The President estimated that the expenditures of the Department of Health, Education, and Welfare in the fiscal year 1961 (including Social Security payments) would exceed $15,000,000. Thus the current results of New Deal legislation are Federal disbursements for human welfare in this country second only to national defense.
The huge amounts of money - back then, $15,000,000 was a lot of money - were spent in the name of "human welfare," but in fact only created misery in society. The net result of these expenditures was an increase in the divorce rate, the numbers of children born illegitimately, and the numbers of chronically unemployed. FDR's programs also created a dependency mentality, in which people saved less earnestly for their retirement, assuming that the government would pay for it all.

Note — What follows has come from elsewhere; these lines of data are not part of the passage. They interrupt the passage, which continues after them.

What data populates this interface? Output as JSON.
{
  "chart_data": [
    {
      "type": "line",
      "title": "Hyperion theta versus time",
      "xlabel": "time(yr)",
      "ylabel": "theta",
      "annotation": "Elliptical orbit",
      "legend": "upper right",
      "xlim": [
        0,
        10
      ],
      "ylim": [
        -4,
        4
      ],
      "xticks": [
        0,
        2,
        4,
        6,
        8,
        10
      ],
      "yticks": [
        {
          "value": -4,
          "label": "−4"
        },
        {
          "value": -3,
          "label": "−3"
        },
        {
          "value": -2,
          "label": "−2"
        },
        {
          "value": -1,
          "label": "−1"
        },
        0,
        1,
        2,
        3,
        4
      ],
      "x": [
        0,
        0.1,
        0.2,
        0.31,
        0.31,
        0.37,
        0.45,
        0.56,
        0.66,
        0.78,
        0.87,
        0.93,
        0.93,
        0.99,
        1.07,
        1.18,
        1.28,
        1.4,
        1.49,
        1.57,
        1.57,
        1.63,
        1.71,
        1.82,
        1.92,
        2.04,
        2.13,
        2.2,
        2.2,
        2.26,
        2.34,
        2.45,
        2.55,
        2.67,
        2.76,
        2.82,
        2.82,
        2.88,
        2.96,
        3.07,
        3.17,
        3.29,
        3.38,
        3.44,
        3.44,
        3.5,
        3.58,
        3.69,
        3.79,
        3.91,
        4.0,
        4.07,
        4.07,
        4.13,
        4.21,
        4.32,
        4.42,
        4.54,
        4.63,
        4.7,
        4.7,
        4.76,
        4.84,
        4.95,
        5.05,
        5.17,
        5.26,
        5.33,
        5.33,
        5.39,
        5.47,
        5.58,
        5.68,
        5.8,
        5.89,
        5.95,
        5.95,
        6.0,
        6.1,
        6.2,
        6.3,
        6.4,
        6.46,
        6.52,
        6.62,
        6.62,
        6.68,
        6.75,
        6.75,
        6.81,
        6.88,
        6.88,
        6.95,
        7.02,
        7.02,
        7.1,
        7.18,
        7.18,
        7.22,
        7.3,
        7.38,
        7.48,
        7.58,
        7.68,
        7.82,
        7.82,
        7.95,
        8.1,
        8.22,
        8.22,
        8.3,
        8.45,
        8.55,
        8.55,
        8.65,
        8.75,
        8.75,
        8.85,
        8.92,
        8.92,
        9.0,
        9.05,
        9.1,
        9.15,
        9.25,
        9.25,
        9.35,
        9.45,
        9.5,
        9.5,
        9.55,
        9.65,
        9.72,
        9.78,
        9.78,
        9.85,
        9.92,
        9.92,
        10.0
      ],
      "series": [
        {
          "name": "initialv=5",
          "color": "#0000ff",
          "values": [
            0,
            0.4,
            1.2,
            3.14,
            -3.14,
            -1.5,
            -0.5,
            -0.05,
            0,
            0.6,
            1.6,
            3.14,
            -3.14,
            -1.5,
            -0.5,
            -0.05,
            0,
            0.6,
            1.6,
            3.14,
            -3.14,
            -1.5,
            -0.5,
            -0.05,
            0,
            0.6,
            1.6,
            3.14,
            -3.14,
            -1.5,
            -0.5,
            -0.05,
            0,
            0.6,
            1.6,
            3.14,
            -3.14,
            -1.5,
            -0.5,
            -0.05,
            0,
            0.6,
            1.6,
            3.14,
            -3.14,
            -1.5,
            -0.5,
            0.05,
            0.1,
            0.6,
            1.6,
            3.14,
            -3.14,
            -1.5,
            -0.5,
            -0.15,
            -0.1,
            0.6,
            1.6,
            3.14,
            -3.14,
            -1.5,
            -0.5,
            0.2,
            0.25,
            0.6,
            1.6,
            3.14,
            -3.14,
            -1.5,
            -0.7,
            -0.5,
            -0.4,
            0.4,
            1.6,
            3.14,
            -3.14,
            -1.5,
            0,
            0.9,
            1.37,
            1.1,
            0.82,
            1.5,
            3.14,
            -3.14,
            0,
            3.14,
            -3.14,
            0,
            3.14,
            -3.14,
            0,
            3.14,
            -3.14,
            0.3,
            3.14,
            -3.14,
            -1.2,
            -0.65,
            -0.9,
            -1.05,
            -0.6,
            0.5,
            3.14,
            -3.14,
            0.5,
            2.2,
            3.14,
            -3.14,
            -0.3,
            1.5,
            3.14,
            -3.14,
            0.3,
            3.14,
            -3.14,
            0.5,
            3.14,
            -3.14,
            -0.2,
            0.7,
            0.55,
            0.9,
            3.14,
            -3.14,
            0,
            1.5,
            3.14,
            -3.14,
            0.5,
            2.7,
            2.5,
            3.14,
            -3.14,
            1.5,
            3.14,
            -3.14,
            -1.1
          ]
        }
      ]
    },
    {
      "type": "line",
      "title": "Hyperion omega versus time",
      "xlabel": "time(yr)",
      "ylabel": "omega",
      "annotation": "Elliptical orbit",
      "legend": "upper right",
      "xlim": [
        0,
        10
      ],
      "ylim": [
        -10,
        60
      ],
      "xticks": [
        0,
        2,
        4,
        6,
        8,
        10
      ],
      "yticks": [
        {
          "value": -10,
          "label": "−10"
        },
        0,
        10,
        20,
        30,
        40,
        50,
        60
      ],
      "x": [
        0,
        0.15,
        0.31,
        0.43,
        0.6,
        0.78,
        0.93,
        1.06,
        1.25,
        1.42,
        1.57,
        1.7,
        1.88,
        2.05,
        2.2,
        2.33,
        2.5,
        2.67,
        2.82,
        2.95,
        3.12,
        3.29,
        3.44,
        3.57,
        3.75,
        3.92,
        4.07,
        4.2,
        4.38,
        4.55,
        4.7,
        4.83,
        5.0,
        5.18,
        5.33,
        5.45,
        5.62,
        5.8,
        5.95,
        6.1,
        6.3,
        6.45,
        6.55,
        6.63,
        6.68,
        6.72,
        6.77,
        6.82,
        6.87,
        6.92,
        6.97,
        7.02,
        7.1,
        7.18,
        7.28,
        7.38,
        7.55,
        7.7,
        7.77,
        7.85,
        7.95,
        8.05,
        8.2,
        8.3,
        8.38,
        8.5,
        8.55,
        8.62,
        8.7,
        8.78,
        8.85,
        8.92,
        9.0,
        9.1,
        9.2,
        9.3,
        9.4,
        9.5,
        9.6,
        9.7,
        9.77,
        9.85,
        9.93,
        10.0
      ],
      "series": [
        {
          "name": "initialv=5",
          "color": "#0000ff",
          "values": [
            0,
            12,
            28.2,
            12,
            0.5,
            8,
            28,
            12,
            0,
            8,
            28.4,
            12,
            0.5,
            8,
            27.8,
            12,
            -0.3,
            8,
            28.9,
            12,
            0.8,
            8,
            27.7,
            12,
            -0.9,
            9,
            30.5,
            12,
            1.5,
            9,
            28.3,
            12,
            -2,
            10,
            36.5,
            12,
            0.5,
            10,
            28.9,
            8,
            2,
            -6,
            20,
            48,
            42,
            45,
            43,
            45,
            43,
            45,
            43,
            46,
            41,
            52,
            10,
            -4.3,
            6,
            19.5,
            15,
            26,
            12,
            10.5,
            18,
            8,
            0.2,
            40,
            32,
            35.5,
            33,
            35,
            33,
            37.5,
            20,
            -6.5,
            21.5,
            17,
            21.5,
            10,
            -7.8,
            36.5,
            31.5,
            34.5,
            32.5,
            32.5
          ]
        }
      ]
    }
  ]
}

In the 1960's, LBJ's "Great Society" programs would extend the New Deal mentality, and Senator Barry Goldwater would note:
The currently favored instrument of collectivization is the Welfare State. The collectivists have not abandoned their ultimate goal - to subordinate the individual to the State - but their strategy has changed. They have learned that Socialism can be achieved through Welfarism quite as well as through Nationalization. They understand that private property can be confiscated as effectively by taxation as by expropriating it. They understand that the individual can be put at the mercy of the State - not only by make the State his employer - but by divesting him of the means to provide for his personal needs an by giving the State the responsibility of caring for those needs from cradle to grave. Moreover, they have discovered - and here is the critical point - that Welfarism is much more compatible with the political processes of a democratic society. Nationalization ran into popular opposition, but the collectivists feel sure the Welfare State can be erected by the simple expedient of buying votes with promises of "free" hospitalization, "free" retirement pay and so on ... The correctness of this estimate can be seen from the portion of the federal budget that is now allocated to welfare, an amount second only to the cost of national defense.
Senator Goldwater correctly projected the future tactics of certain politicians. Taxes would continue to increase, as would national debt, yearly federal deficits, and the promises made to care for various needs. In fact, domestic spending for such projects would soon exceed defense spending, and eventually the government would spend, annually, twice or thrice on domestic welfare what it spent on defense. Yet the class of urban poor and chronically unemployed would only grow with each new spending initiative. Even when well-intentioned, such programs only harm those they are supposed to help.